A stratified random sample of islands provided the study base for a cluster survey in 1999 and a follow-up of the same clusters in 2004. In 1999 the household survey enquired about relevant knowledge, attitudes and practices and views and experience of available reproductive health services, with a focus on women aged 15-49 years. The 2004 household survey included some of the same questions as in 1999, and also sought views of men aged 15-64 years. A separate survey about sexual and reproductive health covered 1141 unmarried youth aged 15-24 years.


There were 4087 household respondents in 1999 and 4102 in 2004. The contraceptive prevalence rate (CPR) for modern methods was 33% in 1999 and 34% in 2004. Antenatal care improved: more women in 2004 than in 1999 had at least four antenatal care visits (90.0% v 65.1%) and took iron supplements (86.7% v 49.6%) during their last pregnancy.
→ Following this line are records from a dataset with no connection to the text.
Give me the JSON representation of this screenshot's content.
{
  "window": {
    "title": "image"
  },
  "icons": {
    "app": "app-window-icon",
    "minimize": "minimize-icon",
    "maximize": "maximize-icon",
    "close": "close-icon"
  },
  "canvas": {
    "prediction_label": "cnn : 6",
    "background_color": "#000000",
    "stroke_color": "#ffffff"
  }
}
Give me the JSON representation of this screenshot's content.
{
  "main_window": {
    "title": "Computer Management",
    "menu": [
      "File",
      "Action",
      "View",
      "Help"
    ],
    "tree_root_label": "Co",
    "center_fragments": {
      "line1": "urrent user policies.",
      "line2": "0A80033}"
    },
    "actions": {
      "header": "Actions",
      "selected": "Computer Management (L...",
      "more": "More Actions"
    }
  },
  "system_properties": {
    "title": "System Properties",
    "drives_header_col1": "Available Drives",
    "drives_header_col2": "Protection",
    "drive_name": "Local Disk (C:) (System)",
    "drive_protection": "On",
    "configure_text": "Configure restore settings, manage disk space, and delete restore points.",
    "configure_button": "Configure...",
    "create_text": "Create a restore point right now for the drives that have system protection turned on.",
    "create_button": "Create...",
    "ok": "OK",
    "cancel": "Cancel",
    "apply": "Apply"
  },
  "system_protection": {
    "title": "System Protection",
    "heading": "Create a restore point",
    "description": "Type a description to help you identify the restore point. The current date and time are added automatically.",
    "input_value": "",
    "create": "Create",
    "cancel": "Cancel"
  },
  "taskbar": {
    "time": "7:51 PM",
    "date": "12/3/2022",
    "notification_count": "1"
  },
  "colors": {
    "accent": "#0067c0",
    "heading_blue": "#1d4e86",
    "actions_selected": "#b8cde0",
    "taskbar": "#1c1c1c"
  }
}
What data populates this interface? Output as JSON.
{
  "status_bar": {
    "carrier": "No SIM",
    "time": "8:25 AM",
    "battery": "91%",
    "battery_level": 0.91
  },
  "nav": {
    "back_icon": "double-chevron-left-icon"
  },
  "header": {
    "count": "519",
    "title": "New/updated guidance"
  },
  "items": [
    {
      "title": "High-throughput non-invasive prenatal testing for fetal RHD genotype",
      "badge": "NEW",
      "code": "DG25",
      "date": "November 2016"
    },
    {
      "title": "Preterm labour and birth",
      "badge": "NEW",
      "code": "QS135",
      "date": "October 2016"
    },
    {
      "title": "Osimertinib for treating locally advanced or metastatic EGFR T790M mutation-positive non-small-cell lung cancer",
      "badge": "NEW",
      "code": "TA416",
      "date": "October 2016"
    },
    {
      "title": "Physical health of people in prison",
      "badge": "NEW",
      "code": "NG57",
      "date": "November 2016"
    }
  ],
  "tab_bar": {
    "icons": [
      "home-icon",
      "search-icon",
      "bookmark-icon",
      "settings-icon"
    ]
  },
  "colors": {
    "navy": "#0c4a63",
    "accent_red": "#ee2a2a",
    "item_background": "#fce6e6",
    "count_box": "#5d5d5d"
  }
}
The response rate for the youth survey was only 42% (varying from 100% in some islands to 12% in sites in the capital). The youth respondents had some knowledge gaps (one third did not know if people with HIV could look healthy and less than half thought condoms could protect against HIV), and some unhelpful attitudes about gender and reproductive health.


The two household surveys were commissioned as separate entities, with different priorities and data capture methods, rather than being undertaken as a specific research study. The direct comparisons we could make indicated an unchanged CPR and improvements in antenatal care, with the Maldives ahead of the South Asia region for antenatal care. The low response rate in the youth survey limited interpretation of the findings. But the survey highlighted areas requiring attention. Surveys not undertaken primarily for research purposes have important limitations but can provide useful information.